Thiel started dabbling in arts and crafts in the 1970s, working in leather and making predominately Western-style accessories and matching earrings.

Through the years, Thiel says, her style has changed with the times, and she is currently working with beads.

“It’s costly to buy really good products to make my earrings, bracelets and necklaces, but it’s worth it in the end,” Thiel says. “The results are spectacular and they just fly off my table people like them so much.”

Most of her beads are purchased each year at the gem show.

“I look for color, texture and the ‘feel’ of the bead,” she says. “I also look at bead proportion. You don’t want to put a small women in giant over-sized beads. The bold, chunky beads are for those who can pull that look off.
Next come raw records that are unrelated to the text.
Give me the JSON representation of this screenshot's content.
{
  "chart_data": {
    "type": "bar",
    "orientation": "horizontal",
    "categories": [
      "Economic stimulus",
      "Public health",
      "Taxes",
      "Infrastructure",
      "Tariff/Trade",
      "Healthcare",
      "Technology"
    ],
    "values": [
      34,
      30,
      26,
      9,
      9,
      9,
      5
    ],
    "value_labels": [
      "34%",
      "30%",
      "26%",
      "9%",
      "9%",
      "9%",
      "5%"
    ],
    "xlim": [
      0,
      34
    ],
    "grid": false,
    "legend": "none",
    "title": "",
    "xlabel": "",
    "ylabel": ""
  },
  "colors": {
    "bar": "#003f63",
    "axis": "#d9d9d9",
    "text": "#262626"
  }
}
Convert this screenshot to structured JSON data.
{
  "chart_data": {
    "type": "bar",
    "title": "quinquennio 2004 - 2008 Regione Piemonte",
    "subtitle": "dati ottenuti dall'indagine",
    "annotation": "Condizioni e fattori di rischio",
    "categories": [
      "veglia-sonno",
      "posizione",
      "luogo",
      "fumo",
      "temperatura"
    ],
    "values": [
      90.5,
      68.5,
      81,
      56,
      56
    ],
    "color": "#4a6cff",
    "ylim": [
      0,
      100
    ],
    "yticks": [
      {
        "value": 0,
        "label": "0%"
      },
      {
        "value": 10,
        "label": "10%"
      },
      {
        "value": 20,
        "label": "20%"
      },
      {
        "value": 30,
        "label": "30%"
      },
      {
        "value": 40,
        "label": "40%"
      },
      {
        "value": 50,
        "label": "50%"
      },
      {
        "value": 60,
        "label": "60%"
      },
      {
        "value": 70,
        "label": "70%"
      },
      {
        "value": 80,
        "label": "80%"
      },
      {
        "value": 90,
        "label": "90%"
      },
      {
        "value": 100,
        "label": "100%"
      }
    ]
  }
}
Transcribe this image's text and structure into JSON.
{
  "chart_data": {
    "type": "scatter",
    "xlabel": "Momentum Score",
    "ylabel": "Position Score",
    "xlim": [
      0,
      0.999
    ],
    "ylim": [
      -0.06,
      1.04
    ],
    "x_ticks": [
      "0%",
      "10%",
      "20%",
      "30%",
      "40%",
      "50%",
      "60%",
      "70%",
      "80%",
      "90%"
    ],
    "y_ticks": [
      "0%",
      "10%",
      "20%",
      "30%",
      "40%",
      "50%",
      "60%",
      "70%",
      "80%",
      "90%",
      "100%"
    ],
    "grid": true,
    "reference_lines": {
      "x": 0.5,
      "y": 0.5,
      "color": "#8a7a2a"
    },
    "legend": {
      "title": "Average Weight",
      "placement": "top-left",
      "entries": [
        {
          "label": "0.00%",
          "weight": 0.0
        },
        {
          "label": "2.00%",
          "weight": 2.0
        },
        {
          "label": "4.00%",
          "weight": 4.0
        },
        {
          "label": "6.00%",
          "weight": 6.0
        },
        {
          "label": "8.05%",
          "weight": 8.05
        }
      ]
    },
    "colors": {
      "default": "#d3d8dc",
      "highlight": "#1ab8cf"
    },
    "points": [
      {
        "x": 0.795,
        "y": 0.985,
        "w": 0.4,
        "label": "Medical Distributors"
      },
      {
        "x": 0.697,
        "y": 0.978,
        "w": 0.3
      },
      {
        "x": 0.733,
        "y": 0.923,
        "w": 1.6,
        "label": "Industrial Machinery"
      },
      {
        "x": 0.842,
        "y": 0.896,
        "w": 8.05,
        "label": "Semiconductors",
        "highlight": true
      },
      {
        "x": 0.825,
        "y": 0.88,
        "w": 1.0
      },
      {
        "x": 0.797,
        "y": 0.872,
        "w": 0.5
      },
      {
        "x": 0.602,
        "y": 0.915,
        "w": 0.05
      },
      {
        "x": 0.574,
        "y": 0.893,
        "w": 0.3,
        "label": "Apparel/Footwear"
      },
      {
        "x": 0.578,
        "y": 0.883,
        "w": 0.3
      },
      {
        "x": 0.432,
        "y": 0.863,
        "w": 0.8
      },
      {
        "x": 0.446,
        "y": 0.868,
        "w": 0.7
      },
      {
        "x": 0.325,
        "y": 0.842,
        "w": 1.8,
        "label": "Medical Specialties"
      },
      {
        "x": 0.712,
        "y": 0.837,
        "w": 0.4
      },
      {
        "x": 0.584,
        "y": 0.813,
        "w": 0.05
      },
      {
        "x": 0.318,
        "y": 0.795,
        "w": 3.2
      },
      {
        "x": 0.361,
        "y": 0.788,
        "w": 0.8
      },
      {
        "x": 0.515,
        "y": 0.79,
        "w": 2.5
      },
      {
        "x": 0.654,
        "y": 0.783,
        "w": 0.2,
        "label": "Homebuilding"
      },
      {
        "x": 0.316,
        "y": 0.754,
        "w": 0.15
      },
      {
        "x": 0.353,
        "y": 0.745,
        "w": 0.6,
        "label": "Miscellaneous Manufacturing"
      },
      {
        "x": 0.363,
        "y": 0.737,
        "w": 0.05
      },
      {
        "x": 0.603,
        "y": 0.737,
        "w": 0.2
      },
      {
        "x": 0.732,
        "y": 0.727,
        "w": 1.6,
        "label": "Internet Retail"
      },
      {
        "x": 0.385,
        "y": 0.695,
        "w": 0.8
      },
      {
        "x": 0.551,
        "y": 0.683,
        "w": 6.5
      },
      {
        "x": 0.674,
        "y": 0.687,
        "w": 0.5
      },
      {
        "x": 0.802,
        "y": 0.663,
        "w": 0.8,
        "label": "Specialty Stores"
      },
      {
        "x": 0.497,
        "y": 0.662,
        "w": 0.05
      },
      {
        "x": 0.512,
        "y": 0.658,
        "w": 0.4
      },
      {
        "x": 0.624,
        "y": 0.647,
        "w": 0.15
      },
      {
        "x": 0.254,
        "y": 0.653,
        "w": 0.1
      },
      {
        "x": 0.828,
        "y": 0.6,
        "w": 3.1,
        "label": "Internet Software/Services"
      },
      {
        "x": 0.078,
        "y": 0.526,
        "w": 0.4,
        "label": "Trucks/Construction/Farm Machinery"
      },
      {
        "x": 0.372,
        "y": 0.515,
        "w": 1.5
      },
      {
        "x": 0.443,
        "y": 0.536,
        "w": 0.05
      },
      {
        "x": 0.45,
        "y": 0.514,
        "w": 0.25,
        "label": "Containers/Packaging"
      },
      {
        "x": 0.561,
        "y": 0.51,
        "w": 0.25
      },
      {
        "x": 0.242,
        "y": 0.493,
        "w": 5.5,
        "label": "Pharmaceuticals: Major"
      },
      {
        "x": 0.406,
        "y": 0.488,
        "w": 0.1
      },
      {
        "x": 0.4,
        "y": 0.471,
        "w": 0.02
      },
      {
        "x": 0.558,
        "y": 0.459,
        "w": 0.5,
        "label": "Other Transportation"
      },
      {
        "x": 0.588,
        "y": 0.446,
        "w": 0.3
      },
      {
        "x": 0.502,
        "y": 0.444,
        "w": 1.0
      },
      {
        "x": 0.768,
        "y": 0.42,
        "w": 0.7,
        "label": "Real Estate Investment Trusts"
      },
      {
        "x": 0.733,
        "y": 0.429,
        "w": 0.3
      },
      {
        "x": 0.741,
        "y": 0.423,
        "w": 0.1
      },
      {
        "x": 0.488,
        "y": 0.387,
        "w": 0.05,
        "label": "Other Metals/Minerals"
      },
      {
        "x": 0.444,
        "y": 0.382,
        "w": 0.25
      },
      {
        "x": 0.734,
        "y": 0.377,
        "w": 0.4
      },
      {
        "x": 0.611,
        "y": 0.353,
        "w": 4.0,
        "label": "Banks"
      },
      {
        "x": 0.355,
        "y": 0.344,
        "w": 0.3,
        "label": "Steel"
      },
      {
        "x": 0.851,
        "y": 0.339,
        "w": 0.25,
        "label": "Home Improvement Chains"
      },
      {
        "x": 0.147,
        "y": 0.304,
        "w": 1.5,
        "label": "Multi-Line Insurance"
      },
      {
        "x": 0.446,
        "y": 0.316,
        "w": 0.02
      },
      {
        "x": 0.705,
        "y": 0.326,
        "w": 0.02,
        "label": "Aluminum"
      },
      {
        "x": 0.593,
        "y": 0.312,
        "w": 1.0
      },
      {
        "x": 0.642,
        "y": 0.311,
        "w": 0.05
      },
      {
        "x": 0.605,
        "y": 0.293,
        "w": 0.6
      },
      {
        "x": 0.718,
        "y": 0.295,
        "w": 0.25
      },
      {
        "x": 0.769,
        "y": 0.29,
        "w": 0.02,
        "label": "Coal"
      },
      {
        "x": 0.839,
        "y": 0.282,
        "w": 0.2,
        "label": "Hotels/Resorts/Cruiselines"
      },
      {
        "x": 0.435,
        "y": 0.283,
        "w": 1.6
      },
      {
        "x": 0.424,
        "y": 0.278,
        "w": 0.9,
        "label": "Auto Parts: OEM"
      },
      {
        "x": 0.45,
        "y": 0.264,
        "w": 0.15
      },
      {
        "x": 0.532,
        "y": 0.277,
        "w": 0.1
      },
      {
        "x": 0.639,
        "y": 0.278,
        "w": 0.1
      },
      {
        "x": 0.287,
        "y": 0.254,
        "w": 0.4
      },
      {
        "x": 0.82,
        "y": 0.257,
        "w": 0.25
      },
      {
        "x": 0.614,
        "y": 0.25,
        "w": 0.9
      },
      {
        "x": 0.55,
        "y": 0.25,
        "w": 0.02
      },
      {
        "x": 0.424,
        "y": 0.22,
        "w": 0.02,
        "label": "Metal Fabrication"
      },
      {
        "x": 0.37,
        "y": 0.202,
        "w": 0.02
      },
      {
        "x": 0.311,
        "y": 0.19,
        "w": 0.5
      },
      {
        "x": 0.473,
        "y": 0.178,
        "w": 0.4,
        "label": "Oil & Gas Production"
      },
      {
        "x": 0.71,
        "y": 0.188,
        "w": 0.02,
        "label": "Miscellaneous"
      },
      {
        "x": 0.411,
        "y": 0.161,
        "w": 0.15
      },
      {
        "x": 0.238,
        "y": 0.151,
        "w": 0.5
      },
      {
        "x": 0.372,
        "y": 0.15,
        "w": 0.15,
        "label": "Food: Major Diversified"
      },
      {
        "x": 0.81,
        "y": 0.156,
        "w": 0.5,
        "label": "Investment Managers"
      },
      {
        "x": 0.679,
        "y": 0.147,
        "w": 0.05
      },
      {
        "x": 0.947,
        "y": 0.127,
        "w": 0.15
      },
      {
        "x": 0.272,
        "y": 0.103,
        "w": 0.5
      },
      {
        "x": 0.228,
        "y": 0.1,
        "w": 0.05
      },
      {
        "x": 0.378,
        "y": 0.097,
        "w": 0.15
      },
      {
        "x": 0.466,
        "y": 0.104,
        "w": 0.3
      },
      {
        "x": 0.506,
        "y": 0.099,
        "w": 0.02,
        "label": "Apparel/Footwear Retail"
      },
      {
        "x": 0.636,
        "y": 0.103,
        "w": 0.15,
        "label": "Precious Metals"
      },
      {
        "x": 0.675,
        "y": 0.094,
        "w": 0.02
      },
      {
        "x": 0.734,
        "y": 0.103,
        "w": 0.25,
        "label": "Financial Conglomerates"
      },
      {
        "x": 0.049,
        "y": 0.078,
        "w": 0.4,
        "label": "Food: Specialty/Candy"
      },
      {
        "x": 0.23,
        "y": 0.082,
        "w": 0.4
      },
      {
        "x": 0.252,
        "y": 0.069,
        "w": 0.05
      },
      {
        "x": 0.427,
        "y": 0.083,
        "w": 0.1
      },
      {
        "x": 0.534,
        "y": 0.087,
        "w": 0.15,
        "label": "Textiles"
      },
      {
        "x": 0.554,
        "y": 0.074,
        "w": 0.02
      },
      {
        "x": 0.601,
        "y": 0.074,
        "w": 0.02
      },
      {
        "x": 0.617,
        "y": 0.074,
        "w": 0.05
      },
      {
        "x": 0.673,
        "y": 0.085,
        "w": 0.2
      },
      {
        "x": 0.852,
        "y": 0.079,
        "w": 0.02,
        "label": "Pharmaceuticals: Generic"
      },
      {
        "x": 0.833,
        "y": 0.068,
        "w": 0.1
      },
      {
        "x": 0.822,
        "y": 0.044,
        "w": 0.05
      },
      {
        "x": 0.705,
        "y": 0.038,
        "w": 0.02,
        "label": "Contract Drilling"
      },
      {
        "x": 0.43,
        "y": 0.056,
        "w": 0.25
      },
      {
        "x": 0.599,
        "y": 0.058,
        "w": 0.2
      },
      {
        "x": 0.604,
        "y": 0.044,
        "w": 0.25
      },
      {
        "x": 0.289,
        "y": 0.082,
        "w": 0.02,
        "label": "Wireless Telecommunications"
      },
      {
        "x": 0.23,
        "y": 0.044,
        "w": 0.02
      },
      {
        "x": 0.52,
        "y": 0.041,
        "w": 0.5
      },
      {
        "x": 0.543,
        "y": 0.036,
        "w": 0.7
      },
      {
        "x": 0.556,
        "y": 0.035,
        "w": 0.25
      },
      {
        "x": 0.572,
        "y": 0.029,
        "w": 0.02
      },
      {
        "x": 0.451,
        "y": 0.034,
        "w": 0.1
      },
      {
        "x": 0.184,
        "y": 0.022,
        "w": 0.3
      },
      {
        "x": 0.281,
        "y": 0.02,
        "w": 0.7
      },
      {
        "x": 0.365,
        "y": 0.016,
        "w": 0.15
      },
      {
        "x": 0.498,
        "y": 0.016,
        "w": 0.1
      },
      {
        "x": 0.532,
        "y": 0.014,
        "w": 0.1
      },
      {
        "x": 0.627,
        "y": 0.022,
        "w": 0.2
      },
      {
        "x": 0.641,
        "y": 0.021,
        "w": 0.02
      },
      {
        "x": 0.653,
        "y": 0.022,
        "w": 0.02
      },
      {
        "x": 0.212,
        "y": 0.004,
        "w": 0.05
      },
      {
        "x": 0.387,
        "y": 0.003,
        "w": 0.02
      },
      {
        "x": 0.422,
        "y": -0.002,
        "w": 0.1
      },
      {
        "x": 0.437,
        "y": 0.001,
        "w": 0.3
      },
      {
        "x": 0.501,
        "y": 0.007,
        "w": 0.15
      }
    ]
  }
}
I create more delicate bead work for smaller women, too.”

A sell-confessed “color freak,” Thiel admits that the placement of certain color in her creations just “captures the eye.”

She’s a fan of turquoise, and in her words, describes it as “one of the kindest colors to the skin.”

She also likes the brightness of silver and has in her collection a silver-toned bead that won’t tarnish.

The bead artist also prides herself in “one-of-a-kind” designs.

“The most I will make of one style of necklace, for example, is maybe five, and that’s if the design is really special,” she says. “I don’t want my customers wearing the same necklace as the woman next to her is wearing.”

Thiel’s stand is outside the West Center in the courtyard, a place she has always requested because she “loves the sunshine and outdoors.”

“Hopefully the weather will be kind to us to display outside, but that’s the chance I take each year,” she says. “There’s nothing prettier than seeing my beads in the sunlight though. They sparkle and come alive.”

Margaret Terrell is another artisan who is a veteran of many arts and crafts festivals.

Terrell moved to Green Valley from New York in 1990 after spending several years there in business creating custom couture and specializing in ultrasuede fashions.

After relocating to Southern Arizona, she became interested in Southwestern Indian designs, particularly, she says, those found in petroglyphs.

She specializes in jackets, sweatshirts and handbags.

“All my work is from my own designs,” she says.

Her custom-made clothing has been for sale in area shops in Rio Rico, Tubac and in Tucson, where items have sold at the Tucson Museum of Art gift store as well as the Arizona Inn gift shop.

Craftsperson Elaine Stokes is not only participating in the arts and crafts festival, she also is chairperson of the event for the fourth year in a row.

Stokes will be displaying her Southwestern leather ornamental accessories and well as her “glitter critters,” sparkly lizards and frogs made into fun pins.

Stokes has lived in Green Valley since 1988, but spends her summers in Colorado, where she was very involved working in fine art.

A veteran of the Arts & Crafts Association show since 1989, Stokes has made glitter critters for the past eight years and says “they are always a hit.”

She also works with suede and polymer clay for her other pieces which when worn on a jacket or blouse, transform it into a garment that is extra special.

While the arts festival allows local artisans the opportunity to make some extra money, the association usually gives a major donation, ranging from $5,000 to $6,000 a year to GVR out of the festival proceeds and those from other shows.

In the past, the association has donated a defibrillator to GVR, a piano and new stage curtain for Desert Hills Center, and funds to the Santa Rita Art League for new equipment at their art room at Santa Rita Springs.

The group is now looking to help fund a new lighted marquee at the West Center.